Herkes fütürsüz bir şekilde post yayınlıyor. Çevresindekilerin düşüncelerine, tutumlarına aldırış etmeden istediğini sayıp saydırıyor. Bu durum 'klavye delikanlılığı' kavramını ortaya çıkardı. Amiyane tabir ile pantolon fermuarı açık olan birine bir topluluk içinde nasıl ki fermuarının açık olduğunun söylenmesi birçoğumuz için zorsa bu durum sosyal medyada hiç de öyle değil. Sanırsın herkes Huysuz Virjin gibi ofansif tarzda Cem Yılmaz gibi hazır cevap. Ben bu durumu insanlarımızın topluluk önünde konuşma korkusuna bağlıyorum. İnsanlar nasıl olsa beni orada fiziken görmüyorlar, istediğimi söyleyebilirim! duygusu insanları bu 'delikanlılığa' doğru sürüklemede etkileyici bir oynadı.
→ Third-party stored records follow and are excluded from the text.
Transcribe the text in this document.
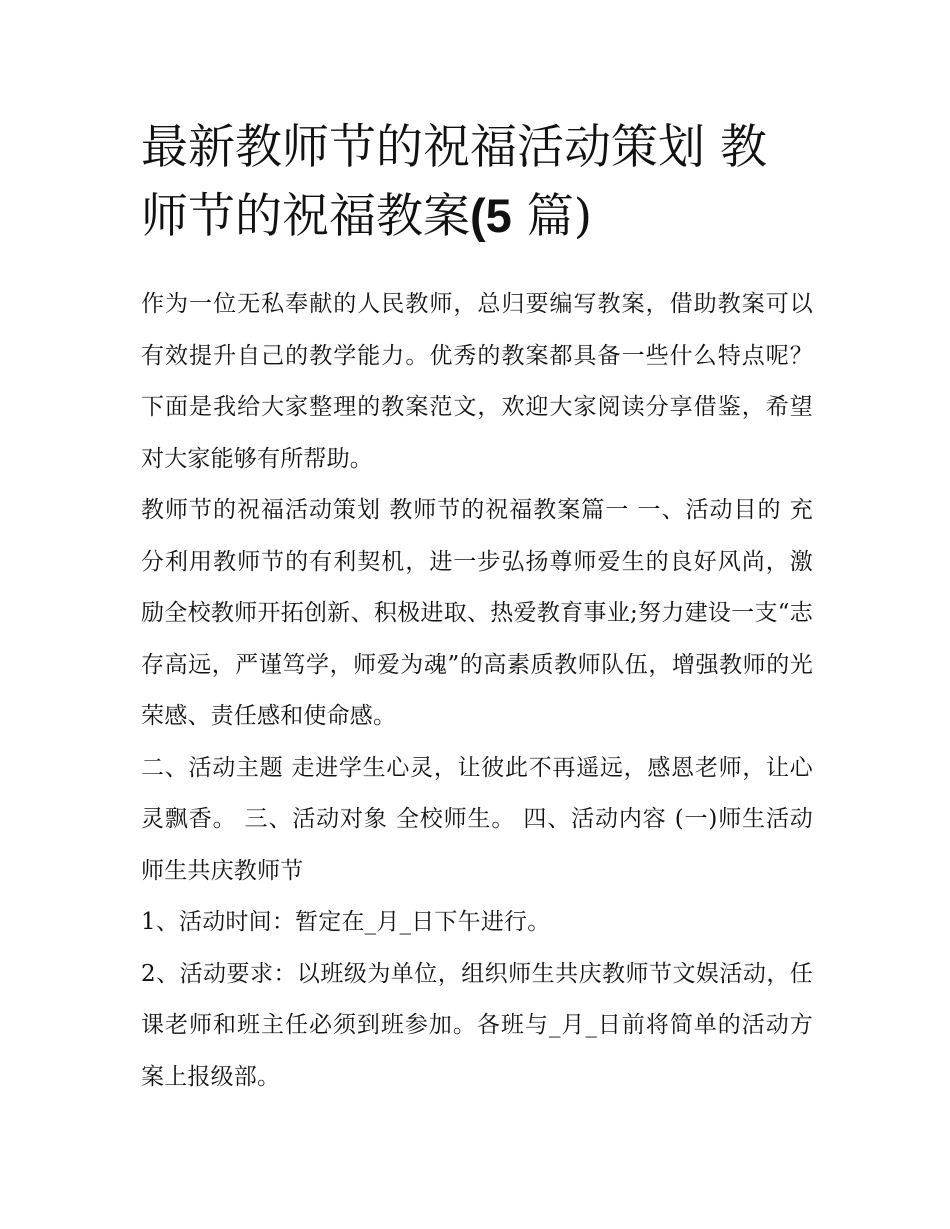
最新教师节的祝福活动策划 教师节的祝福教案(5 篇)

作为一位无私奉献的人民教师，总归要编写教案，借助教案可以有效提升自己的教学能力。优秀的教案都具备一些什么特点呢？下面是我给大家整理的教案范文，欢迎大家阅读分享借鉴，希望对大家能够有所帮助。

教师节的祝福活动策划 教师节的祝福教案篇一 一、活动目的 充分利用教师节的有利契机，进一步弘扬尊师爱生的良好风尚，激励全校教师开拓创新、积极进取、热爱教育事业;努力建设一支“志存高远，严谨笃学，师爱为魂”的高素质教师队伍，增强教师的光荣感、责任感和使命感。

二、活动主题 走进学生心灵，让彼此不再遥远，感恩老师，让心灵飘香。 三、活动对象 全校师生。 四、活动内容 (一)师生活动师生共庆教师节

1、活动时间：暂定在_月_日下午进行。

2、活动要求：以班级为单位，组织师生共庆教师节文娱活动，任课老师和班主任必须到班参加。各班与_月_日前将简单的活动方案上报级部。
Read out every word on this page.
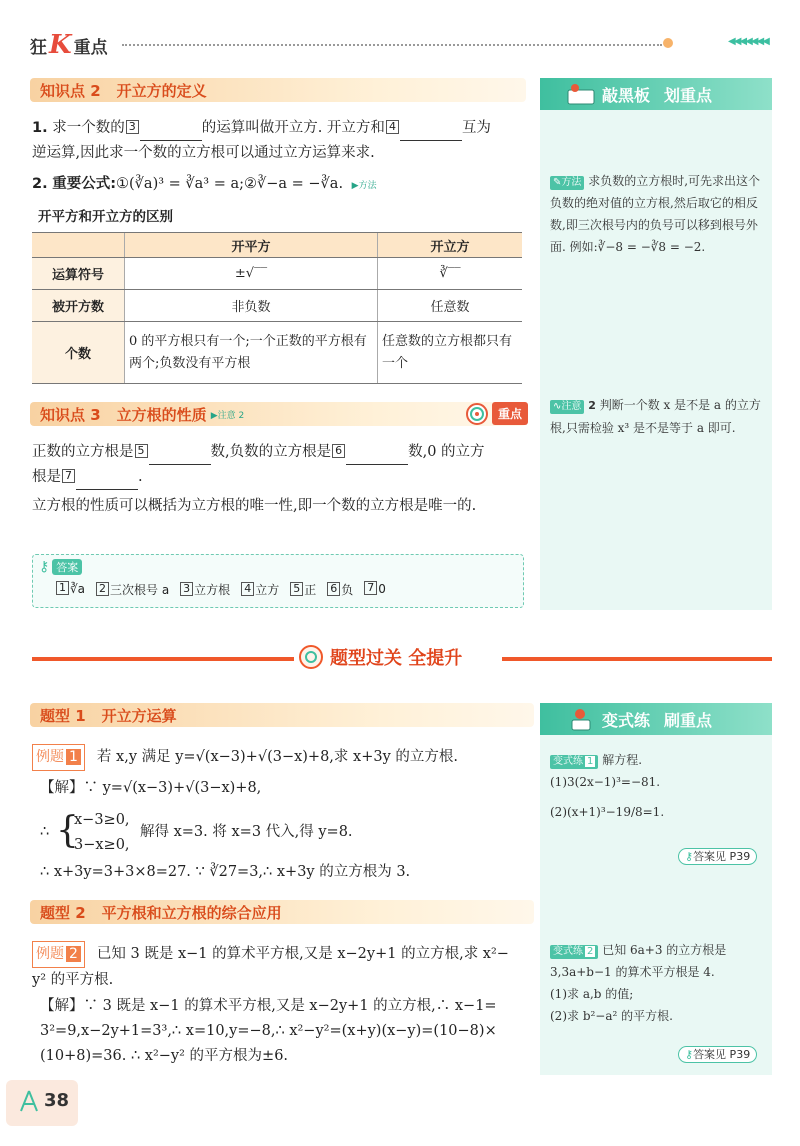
狂 K 重点	◀◀◀◀◀◀◀
知识点 2 开立方的定义
1. 求一个数的 3	的运算叫做开立方. 开立方和 4	互为
逆运算,因此求一个数的立方根可以通过立方运算来求.
2. 重要公式:①(∛a)³ = ∛a³ = a;②∛−a = −∛a. ▶方法
开平方和开立方的区别
	开平方	开立方
运算符号	±√‾‾	∛‾‾
被开方数	非负数	任意数
个数	0 的平方根只有一个;一个正数的平方根有两个;负数没有平方根	任意数的立方根都只有一个
知识点 3 立方根的性质 ▶注意 2	重点
正数的立方根是 5	数,负数的立方根是 6	数,0 的立方
根是 7	.
立方根的性质可以概括为立方根的唯一性,即一个数的立方根是唯一的.
⚷ 答案
1 ∛a	2 三次根号 a	3 立方根	4 立方	5 正	6 负	7 0
敲黑板 划重点
✎方法 求负数的立方根时,可先求出这个负数的绝对值的立方根,然后取它的相反数,即三次根号内的负号可以移到根号外面. 例如:∛−8 = −∛8 = −2.
∿注意 2 判断一个数 x 是不是 a 的立方根,只需检验 x³ 是不是等于 a 即可.
题型过关 全提升
题型 1 开立方运算
例题 1 若 x,y 满足 y=√(x−3)+√(3−x)+8,求 x+3y 的立方根.
【解】∵ y=√(x−3)+√(3−x)+8,
∴ {
x−3≥0,
3−x≥0,
解得 x=3. 将 x=3 代入,得 y=8.
∴ x+3y=3+3×8=27. ∵ ∛27=3,∴ x+3y 的立方根为 3.
题型 2 平方根和立方根的综合应用
例题 2 已知 3 既是 x−1 的算术平方根,又是 x−2y+1 的立方根,求 x²−
y² 的平方根.
【解】∵ 3 既是 x−1 的算术平方根,又是 x−2y+1 的立方根,∴ x−1=
3²=9,x−2y+1=3³,∴ x=10,y=−8,∴ x²−y²=(x+y)(x−y)=(10−8)×
(10+8)=36. ∴ x²−y² 的平方根为±6.
变式练 刷重点
变式练 1 解方程.
(1)3(2x−1)³=−81.
(2)(x+1)³−19/8=1.
⚷答案见 P39
变式练 2 已知 6a+3 的立方根是 3,3a+b−1 的算术平方根是 4.
(1)求 a,b 的值;
(2)求 b²−a² 的平方根.
⚷答案见 P39
38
Bu konuyla ilgili olarak birkaç kendiyle 'zıtlaşan' farkındalık çalışmaları da yapıldı. En büyük etkiye sahip olanlardan biri de Lipton'un reklamıydı. Bana kalırsa reklam genel mantık olarak başarılı. Yani insanlar tv izlerken 'ne oluyor ya takıldı mı bu? deyip de bir bir iki lakırdı ettiler. Ama benim burada dikkatimi çeken şey reklamın sonunda #konuşalımartık etiketiyle bir sosyal medya muhabbeti döndürüldü. Evet insanlar konuştu reklam bunu insanlara yaptıracak etkiye sahipti. Ama önemli olan bu konuşmalarda geçen kelime sayısının gerçek hayatta mı yoksa hashtag(#) eşliğinde sosyal medyada mı daha fazla olduğu idi. İddiasına varım. Sosyal medya kazanır!

Artık tüketmeye odakladık kendimizi. Okuma oranı yazma oranı sürekli düşerken izlenme oranlarımız sürekli yükselişte. Bana kalırsa 'çoğu kişi' (harbi okurlarım hariç) bu yazıyı sosyal medyada paylaştığımda buralara kadar okumayı da seçmeyebilirler. Çünkü artık üretmediğimiz gibi tüketmenin de haddini kaçırdık. Youtube'da 2 dakika ve üstündeki videoların 2 dakikanın altına videolara göre daha az izlendiği gözleniyor. Sonra bu 7 saniyelik Vine'ları kim buldu? Nasıl geldi yapanın aklına yeaa? vb. sorular... Tek cevap üretmek istiyorlardı ve erken davrandılar.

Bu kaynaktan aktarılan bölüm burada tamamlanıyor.